921 Ни в коем случае не хочу сказать, будто пытаюсь превратить наши национальные пороки в добродетели. Я вовсе не отрицаю уродливых сторон приземленности, однако принимаю последнюю как данность и лишь пытаюсь выяснить, какое значение она может иметь для Европы. Нам не нужно стыдиться себя как народа, тем паче что мы все равно не можем изменить наш характер. Только индивидуум способен изменить или улучшить себя, если сумеет преодолеть национальные предрассудки в ходе своего психического развития. Национальный характер запечатлевается в человеке как судьба, которую он не выбирал, – подобно красивому или безобразному телу. Не воля отдельных людей формирует судьбы народов, тут замешаны надличностные факторы, дух и земля, которые действуют таинственным образом в непостижимой тьме. Бесполезно нападать на народы или их восхвалять, поскольку никто не может изменить ни один народ. При этом «нация» (как и «государство») есть персонифицированное понятие, соответствующее в реальности лишь определенному оттенку индивидуальной психики. Нация не имеет собственной жизни отдельно от индивидуума и, следовательно, не является самоцелью. Это не что иное, как врожденный характер, который может оказаться недостатком или преимуществом – в лучшем случае это всего-навсего средство для достижения цели. Значит, во многих отношениях будет преимуществом с колыбели пропитываться, скажем, английским национальным характером. Тогда можно путешествовать по самым отдаленным странам и на вопрос: «Вы иностранец?» – гордо отвечать: «Нет, я англичанин» (как рассказывает Шмитц[581]

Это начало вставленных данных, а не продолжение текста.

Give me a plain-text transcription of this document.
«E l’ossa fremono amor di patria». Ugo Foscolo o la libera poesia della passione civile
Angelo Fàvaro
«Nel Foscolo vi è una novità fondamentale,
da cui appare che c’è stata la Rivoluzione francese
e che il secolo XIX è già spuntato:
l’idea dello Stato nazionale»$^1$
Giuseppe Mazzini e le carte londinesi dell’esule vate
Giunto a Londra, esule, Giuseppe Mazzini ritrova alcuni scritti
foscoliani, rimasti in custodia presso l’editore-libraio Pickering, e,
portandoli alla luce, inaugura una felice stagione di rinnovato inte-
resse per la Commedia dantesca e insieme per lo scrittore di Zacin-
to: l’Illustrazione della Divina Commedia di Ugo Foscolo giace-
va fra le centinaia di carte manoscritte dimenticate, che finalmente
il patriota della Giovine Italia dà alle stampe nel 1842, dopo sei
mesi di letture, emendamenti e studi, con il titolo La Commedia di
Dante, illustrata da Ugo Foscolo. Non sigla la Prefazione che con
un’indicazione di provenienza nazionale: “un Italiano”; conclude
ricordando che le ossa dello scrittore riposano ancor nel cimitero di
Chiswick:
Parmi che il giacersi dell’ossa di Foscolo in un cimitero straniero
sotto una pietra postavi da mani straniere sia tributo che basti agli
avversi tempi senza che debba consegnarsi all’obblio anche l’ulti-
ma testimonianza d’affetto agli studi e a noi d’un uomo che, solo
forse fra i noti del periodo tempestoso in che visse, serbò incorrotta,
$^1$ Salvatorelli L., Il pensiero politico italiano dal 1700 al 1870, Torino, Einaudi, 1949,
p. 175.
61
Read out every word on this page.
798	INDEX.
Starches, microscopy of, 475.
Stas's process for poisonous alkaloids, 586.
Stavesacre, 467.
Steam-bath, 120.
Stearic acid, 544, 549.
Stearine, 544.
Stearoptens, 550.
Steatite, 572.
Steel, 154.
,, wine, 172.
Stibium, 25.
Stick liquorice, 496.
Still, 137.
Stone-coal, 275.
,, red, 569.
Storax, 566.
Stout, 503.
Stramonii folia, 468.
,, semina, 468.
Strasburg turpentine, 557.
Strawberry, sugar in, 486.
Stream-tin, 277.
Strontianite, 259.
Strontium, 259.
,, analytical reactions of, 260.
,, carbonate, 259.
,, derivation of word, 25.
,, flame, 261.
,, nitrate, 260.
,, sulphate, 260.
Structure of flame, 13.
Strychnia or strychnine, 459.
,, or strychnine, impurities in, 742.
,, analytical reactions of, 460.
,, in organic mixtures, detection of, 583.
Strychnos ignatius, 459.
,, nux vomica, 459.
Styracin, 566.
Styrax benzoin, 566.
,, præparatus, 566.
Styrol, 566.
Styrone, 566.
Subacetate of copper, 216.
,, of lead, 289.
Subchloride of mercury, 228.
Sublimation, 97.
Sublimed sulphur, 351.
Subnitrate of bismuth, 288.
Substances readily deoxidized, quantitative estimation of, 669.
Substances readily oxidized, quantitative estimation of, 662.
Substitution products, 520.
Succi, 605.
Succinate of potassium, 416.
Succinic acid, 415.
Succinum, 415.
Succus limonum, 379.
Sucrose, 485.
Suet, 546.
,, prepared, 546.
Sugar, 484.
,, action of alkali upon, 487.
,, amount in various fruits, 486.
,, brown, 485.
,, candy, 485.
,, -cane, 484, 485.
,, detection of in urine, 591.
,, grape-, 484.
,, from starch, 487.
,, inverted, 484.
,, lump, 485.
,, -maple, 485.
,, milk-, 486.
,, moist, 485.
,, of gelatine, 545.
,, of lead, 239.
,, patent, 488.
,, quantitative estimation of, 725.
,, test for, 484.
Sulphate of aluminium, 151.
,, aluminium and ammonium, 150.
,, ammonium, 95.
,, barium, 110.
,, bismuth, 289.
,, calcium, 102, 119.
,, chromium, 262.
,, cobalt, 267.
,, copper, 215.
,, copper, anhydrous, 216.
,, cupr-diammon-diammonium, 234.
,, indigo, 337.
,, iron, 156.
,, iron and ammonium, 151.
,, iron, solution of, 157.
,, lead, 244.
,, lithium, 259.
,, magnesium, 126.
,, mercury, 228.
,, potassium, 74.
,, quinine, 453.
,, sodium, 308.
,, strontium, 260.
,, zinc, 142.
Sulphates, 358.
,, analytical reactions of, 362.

в своей автобиографии). Этой блаженной самоуверенности можно позавидовать, но она как таковая не является достоинством.922 Логически превращая нации в функции, Кайзерлинг разрушает их фиктивную субстанцию, пускай Европа и продолжает существовать как субстанциальное единство. Посредством такого подхода он ломает наши националистические ограничения: ответственность перед нацией легитимна лишь постольку, поскольку отвечает потребностям Европы в целом. Нация больше не может служить себе самой, она отныне способна развиваться только как одна из функций внутри функциональной системы. Выполняет ли нейтральная Швейцария с ее отсталой и земной природой какую-либо значимую функцию в европейской системе? Думаю, мы должны ответить на этот вопрос утвердительно. На политические и культурные вызовы откликаются и лозунгом «Прогресс и перемены!», и призывами стоять на месте и держаться стойко! В наши дни можно обоснованно усомниться в том, что положение Европы изменилось к лучшему после войны. Мнения, как известно, сильно разделились, и совсем недавно мы слышали стенания Шпенглера об упадке Запада[582]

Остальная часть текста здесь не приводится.